Voici donc les communistes à nouveau au centre du débat : sont-ils toujours les héros que la France libérée voulut voir en eux, ou bien les crimes de Staline jettent-ils  rétroactivement  le doute sur leur patriotisme réel? Poursuivant une opiniâtre chasse aux sorcières au-delà du temps et parfois outre-tombe, c’est François Furet qui écrit à la suite de la parution du livre de Thierry Wolton : "Le fait d’être communiste si (Jean Moulin) l’a été  ne l’empêcherait pas d’être un héros de la Résistance. C’est aux historiens maintenant d’en démêler tous les secrets en accordant aux personnes la présomption d’innocence."

Culpabilité potentielle donc, pour les ennemis les plus farouches du nazisme, mais une culpabilité que Pierre Péan revendique haut et fort. "J’espère bien que j’aurais été pro-soviétique en 1941 comme l’ont été les résistants et de Gaulle. Même les bourgeois avaient des drapeaux rouges aux fenêtres à la Libération! C’était de ce côté-là que passait l’Histoire et c’est cela qui est insupportable à ces historiens : que les héros soient communistes, et qu’ils aient une telle importance dans la Résistance."

Nostalgiques inconsolés d’une Guerre Froide défunte ou porte-paroles auto proclamés d’une liberté qu’ils ne conçoivent de défendre que si l’ennemi est communiste, certains chercheurs étendent leur champ de travail jusqu’à de Gaulle : "Par-delà les communistes, explique Olivier Wieviorka, maître de conférences à l’ENS Fontenay Saint-Cloud, un certain nombre de gens serait heureux de démolir Jean Moulin et à travers lui de Gaulle. Une partie de la droite ne lui a jamais pardonné son refus de toute compromission avec Vichy et l’abandon de l’Algérie." Pour définir "ces gens-là", on ne peut pas dire qu’Alexandre Adler s’embarrasse de circonvolutions. Le directeur de la rédaction de l’hedomadaire Courrier International, spécialiste de l’ex-URSS et des complots en tous genres, ne décèle pas de chef d’orchestre unique mais "plusieurs petits complots minables dont un pôle est Gérard Courtois et l’autre Jacques Vergès. Le travail de Chauvy sur Aubrac s’apparente à une forme de psychose violente. Ce journaliste local et historien amateur pense qu’il va confondre la sagesse des historiens, dans la lignée à la mode du "tous pourris" finalement. En cela, nous sommes très proches du négationnisme de Faurisson (l’auteur de la thèse niant l’existence des chambres à gaz). Chauvy est inspiré par Jacques Vergès pour qui Raymond Aubrac, en tant que juif laïc, communiste et démocrate, est le double insupportable. Thierry Wolton représente l’aile dure des services secrets américains des années 60 qui croyaient de Gaulle manipulé par les Soviétiques. Quant à Karel Bartocek, c’est un historien stalinien nul, anti-intellectuel et populiste. Ces gens-là sont prêts à pleurer sur des juifs innocents, pas sur un communiste antinazi ou un gaulliste glorieux."
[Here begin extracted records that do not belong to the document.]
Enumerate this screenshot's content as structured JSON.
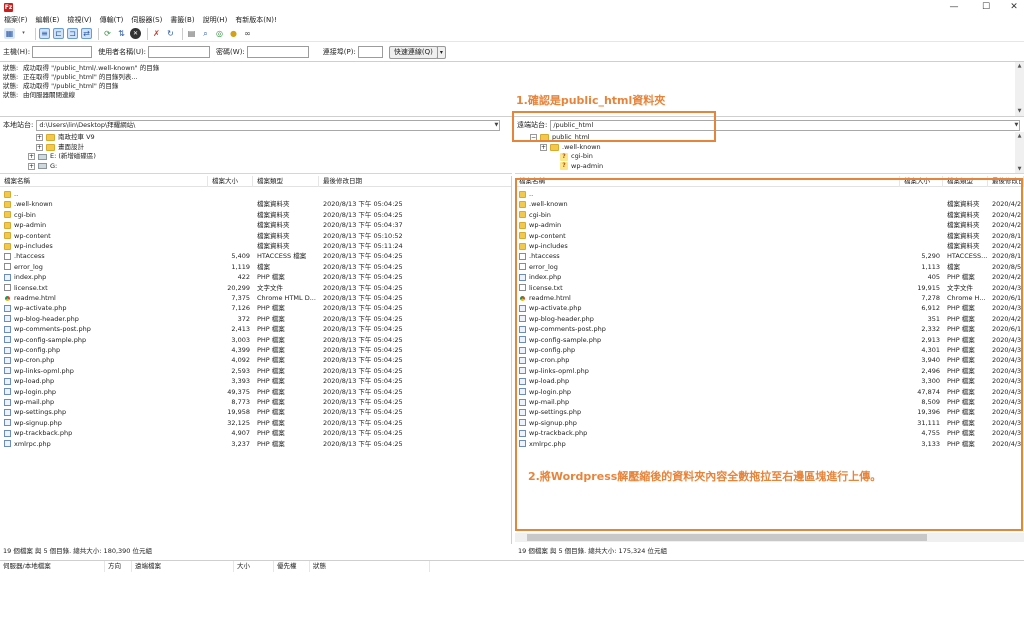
{
  "window": {
    "minimize": "—",
    "maximize": "☐",
    "close": "✕",
    "app_icon": "Fz"
  },
  "menu": [
    "檔案(F)",
    "編輯(E)",
    "檢視(V)",
    "傳輸(T)",
    "伺服器(S)",
    "書籤(B)",
    "說明(H)",
    "有新版本(N)!"
  ],
  "quickconnect": {
    "host_label": "主機(H):",
    "user_label": "使用者名稱(U):",
    "pass_label": "密碼(W):",
    "port_label": "連接埠(P):",
    "button": "快速連線(Q)",
    "dropdown": "▾"
  },
  "log": [
    {
      "label": "狀態:",
      "text": "成功取得 \"/public_html/.well-known\" 的目錄"
    },
    {
      "label": "狀態:",
      "text": "正在取得 \"/public_html\" 的目錄列表..."
    },
    {
      "label": "狀態:",
      "text": "成功取得 \"/public_html\" 的目錄"
    },
    {
      "label": "狀態:",
      "text": "由伺服器關閉連線"
    }
  ],
  "local": {
    "site_label": "本地站台:",
    "path": "d:\\Users\\lin\\Desktop\\拜耀網站\\",
    "tree": [
      {
        "exp": "+",
        "icon": "folder",
        "label": "南政控車  V9"
      },
      {
        "exp": "+",
        "icon": "folder",
        "label": "畫面設計"
      },
      {
        "exp": "+",
        "icon": "drive",
        "label": "E: (新增磁碟區)"
      },
      {
        "exp": "+",
        "icon": "drive",
        "label": "G:"
      }
    ],
    "columns": [
      "檔案名稱",
      "檔案大小",
      "檔案類型",
      "最後修改日期"
    ],
    "files": [
      {
        "icon": "folder",
        "name": "..",
        "size": "",
        "type": "",
        "date": ""
      },
      {
        "icon": "folder",
        "name": ".well-known",
        "size": "",
        "type": "檔案資料夾",
        "date": "2020/8/13 下午 05:04:25"
      },
      {
        "icon": "folder",
        "name": "cgi-bin",
        "size": "",
        "type": "檔案資料夾",
        "date": "2020/8/13 下午 05:04:25"
      },
      {
        "icon": "folder",
        "name": "wp-admin",
        "size": "",
        "type": "檔案資料夾",
        "date": "2020/8/13 下午 05:04:37"
      },
      {
        "icon": "folder",
        "name": "wp-content",
        "size": "",
        "type": "檔案資料夾",
        "date": "2020/8/13 下午 05:10:52"
      },
      {
        "icon": "folder",
        "name": "wp-includes",
        "size": "",
        "type": "檔案資料夾",
        "date": "2020/8/13 下午 05:11:24"
      },
      {
        "icon": "file",
        "name": ".htaccess",
        "size": "5,409",
        "type": "HTACCESS 檔案",
        "date": "2020/8/13 下午 05:04:25"
      },
      {
        "icon": "file",
        "name": "error_log",
        "size": "1,119",
        "type": "檔案",
        "date": "2020/8/13 下午 05:04:25"
      },
      {
        "icon": "php",
        "name": "index.php",
        "size": "422",
        "type": "PHP 檔案",
        "date": "2020/8/13 下午 05:04:25"
      },
      {
        "icon": "file",
        "name": "license.txt",
        "size": "20,299",
        "type": "文字文件",
        "date": "2020/8/13 下午 05:04:25"
      },
      {
        "icon": "chrome",
        "name": "readme.html",
        "size": "7,375",
        "type": "Chrome HTML D...",
        "date": "2020/8/13 下午 05:04:25"
      },
      {
        "icon": "php",
        "name": "wp-activate.php",
        "size": "7,126",
        "type": "PHP 檔案",
        "date": "2020/8/13 下午 05:04:25"
      },
      {
        "icon": "php",
        "name": "wp-blog-header.php",
        "size": "372",
        "type": "PHP 檔案",
        "date": "2020/8/13 下午 05:04:25"
      },
      {
        "icon": "php",
        "name": "wp-comments-post.php",
        "size": "2,413",
        "type": "PHP 檔案",
        "date": "2020/8/13 下午 05:04:25"
      },
      {
        "icon": "php",
        "name": "wp-config-sample.php",
        "size": "3,003",
        "type": "PHP 檔案",
        "date": "2020/8/13 下午 05:04:25"
      },
      {
        "icon": "php",
        "name": "wp-config.php",
        "size": "4,399",
        "type": "PHP 檔案",
        "date": "2020/8/13 下午 05:04:25"
      },
      {
        "icon": "php",
        "name": "wp-cron.php",
        "size": "4,092",
        "type": "PHP 檔案",
        "date": "2020/8/13 下午 05:04:25"
      },
      {
        "icon": "php",
        "name": "wp-links-opml.php",
        "size": "2,593",
        "type": "PHP 檔案",
        "date": "2020/8/13 下午 05:04:25"
      },
      {
        "icon": "php",
        "name": "wp-load.php",
        "size": "3,393",
        "type": "PHP 檔案",
        "date": "2020/8/13 下午 05:04:25"
      },
      {
        "icon": "php",
        "name": "wp-login.php",
        "size": "49,375",
        "type": "PHP 檔案",
        "date": "2020/8/13 下午 05:04:25"
      },
      {
        "icon": "php",
        "name": "wp-mail.php",
        "size": "8,773",
        "type": "PHP 檔案",
        "date": "2020/8/13 下午 05:04:25"
      },
      {
        "icon": "php",
        "name": "wp-settings.php",
        "size": "19,958",
        "type": "PHP 檔案",
        "date": "2020/8/13 下午 05:04:25"
      },
      {
        "icon": "php",
        "name": "wp-signup.php",
        "size": "32,125",
        "type": "PHP 檔案",
        "date": "2020/8/13 下午 05:04:25"
      },
      {
        "icon": "php",
        "name": "wp-trackback.php",
        "size": "4,907",
        "type": "PHP 檔案",
        "date": "2020/8/13 下午 05:04:25"
      },
      {
        "icon": "php",
        "name": "xmlrpc.php",
        "size": "3,237",
        "type": "PHP 檔案",
        "date": "2020/8/13 下午 05:04:25"
      }
    ],
    "status": "19 個檔案 與 5 個目錄. 總共大小: 180,390 位元組"
  },
  "remote": {
    "site_label": "遠端站台:",
    "path": "/public_html",
    "tree": [
      {
        "exp": "−",
        "icon": "folder",
        "label": "public_html"
      },
      {
        "exp": "+",
        "icon": "folder",
        "label": ".well-known"
      },
      {
        "exp": "",
        "icon": "q",
        "label": "cgi-bin"
      },
      {
        "exp": "",
        "icon": "q",
        "label": "wp-admin"
      }
    ],
    "columns": [
      "檔案名稱",
      "檔案大小",
      "檔案類型",
      "最後修改日"
    ],
    "files": [
      {
        "icon": "folder",
        "name": "..",
        "size": "",
        "type": "",
        "date": ""
      },
      {
        "icon": "folder",
        "name": ".well-known",
        "size": "",
        "type": "檔案資料夾",
        "date": "2020/4/2"
      },
      {
        "icon": "folder",
        "name": "cgi-bin",
        "size": "",
        "type": "檔案資料夾",
        "date": "2020/4/2"
      },
      {
        "icon": "folder",
        "name": "wp-admin",
        "size": "",
        "type": "檔案資料夾",
        "date": "2020/4/2"
      },
      {
        "icon": "folder",
        "name": "wp-content",
        "size": "",
        "type": "檔案資料夾",
        "date": "2020/8/1"
      },
      {
        "icon": "folder",
        "name": "wp-includes",
        "size": "",
        "type": "檔案資料夾",
        "date": "2020/4/2"
      },
      {
        "icon": "file",
        "name": ".htaccess",
        "size": "5,290",
        "type": "HTACCESS...",
        "date": "2020/8/1"
      },
      {
        "icon": "file",
        "name": "error_log",
        "size": "1,113",
        "type": "檔案",
        "date": "2020/8/5"
      },
      {
        "icon": "php",
        "name": "index.php",
        "size": "405",
        "type": "PHP 檔案",
        "date": "2020/4/2"
      },
      {
        "icon": "file",
        "name": "license.txt",
        "size": "19,915",
        "type": "文字文件",
        "date": "2020/4/3"
      },
      {
        "icon": "chrome",
        "name": "readme.html",
        "size": "7,278",
        "type": "Chrome H...",
        "date": "2020/6/1"
      },
      {
        "icon": "php",
        "name": "wp-activate.php",
        "size": "6,912",
        "type": "PHP 檔案",
        "date": "2020/4/3"
      },
      {
        "icon": "php",
        "name": "wp-blog-header.php",
        "size": "351",
        "type": "PHP 檔案",
        "date": "2020/4/2"
      },
      {
        "icon": "php",
        "name": "wp-comments-post.php",
        "size": "2,332",
        "type": "PHP 檔案",
        "date": "2020/6/1"
      },
      {
        "icon": "php",
        "name": "wp-config-sample.php",
        "size": "2,913",
        "type": "PHP 檔案",
        "date": "2020/4/3"
      },
      {
        "icon": "php",
        "name": "wp-config.php",
        "size": "4,301",
        "type": "PHP 檔案",
        "date": "2020/4/3"
      },
      {
        "icon": "php",
        "name": "wp-cron.php",
        "size": "3,940",
        "type": "PHP 檔案",
        "date": "2020/4/3"
      },
      {
        "icon": "php",
        "name": "wp-links-opml.php",
        "size": "2,496",
        "type": "PHP 檔案",
        "date": "2020/4/3"
      },
      {
        "icon": "php",
        "name": "wp-load.php",
        "size": "3,300",
        "type": "PHP 檔案",
        "date": "2020/4/3"
      },
      {
        "icon": "php",
        "name": "wp-login.php",
        "size": "47,874",
        "type": "PHP 檔案",
        "date": "2020/4/3"
      },
      {
        "icon": "php",
        "name": "wp-mail.php",
        "size": "8,509",
        "type": "PHP 檔案",
        "date": "2020/4/3"
      },
      {
        "icon": "php",
        "name": "wp-settings.php",
        "size": "19,396",
        "type": "PHP 檔案",
        "date": "2020/4/3"
      },
      {
        "icon": "php",
        "name": "wp-signup.php",
        "size": "31,111",
        "type": "PHP 檔案",
        "date": "2020/4/3"
      },
      {
        "icon": "php",
        "name": "wp-trackback.php",
        "size": "4,755",
        "type": "PHP 檔案",
        "date": "2020/4/3"
      },
      {
        "icon": "php",
        "name": "xmlrpc.php",
        "size": "3,133",
        "type": "PHP 檔案",
        "date": "2020/4/3"
      }
    ],
    "status": "19 個檔案 與 5 個目錄. 總共大小: 175,324 位元組"
  },
  "queue": {
    "columns": [
      "伺服器/本地檔案",
      "方向",
      "遠端檔案",
      "大小",
      "優先權",
      "狀態"
    ]
  },
  "annotations": {
    "color": "#e7843b",
    "step1": "1.確認是public_html資料夾",
    "step2": "2.將Wordpress解壓縮後的資料夾內容全數拖拉至右邊區塊進行上傳。"
  }
}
L’un des reproches adressés aux auteurs des ouvrages controversés réside dans le fait que le débat d’idées ait laissé place à l’attaque personnelle, elle-même en passe de tourner au jeu de massacre. Dans la grande tradition des procès staliniens estiment-ils, c’est à l’accusé d’apporter la preuve de son innocence. L’une des pires illustration du genre fut donnée lors de la table ronde de Libération où une désastreuse dynamique de groupe aboutit à une "tentative de mise à mort morale". "C’est devenu par la volonté de voyous  Bédarida, Rousso et Azéma de l’IHTP, et Cordier  le procès des Aubrac, se souvient Adler : un interrogatoire de basse flicaille mené sans avocat. Je dénonce cette conception de l’Histoire où des historiens se transforment en journalistes, puis en interrogateurs de police puis en concierges."

A la base des accusations portées contre les Aubrac, les variations dans leurs témoignages. Chauvy et Vergès notamment y avaient vu l’ombre de Barbie, la preuve possible d’une traîtrise qui décapita les mouvements de Résistance en 1943. Avant même le début de la table ronde de Libération, tous les historiens présents insistent sur le fait que par définition, témoin varie, que ces variations ne peuvent en aucun cas remettre en doute l’héroïsme et la droiture des Aubrac, que les accusations de traîtrise lancées par Barbie et Vergès puis relayées par Chauvy sont fausses car sans preuves et sans fondement, mais il n’empêche : l’Histoire doit aller de l’avant.

Une étrange question vient pourtant clôturer le débat : Lucie a-t-elle été responsable par son inconséquence de la déportation et de la mort de ses beaux parents, les Samuel? "C’est une question normale, obligatoire, presqu’anodine, estime Stéphane Courtois. Moi, des questions comme celle-là, je les ai posées à plein de résistants."

Une question qui fera pourtant l’objet de nombreuses réactions (que Bedarida et Rousso de l’IHTP et Azéma n’ont pas souhaité commenter) et inspirera à l’historien Antoine Prost dans le Monde du 12 juillet cette phrase : "Tout homme a le droit d’être respecté dans ce qu’il a de plus humain. (Même) les immigrés et les clochards, même les vieillards. Même les résistants".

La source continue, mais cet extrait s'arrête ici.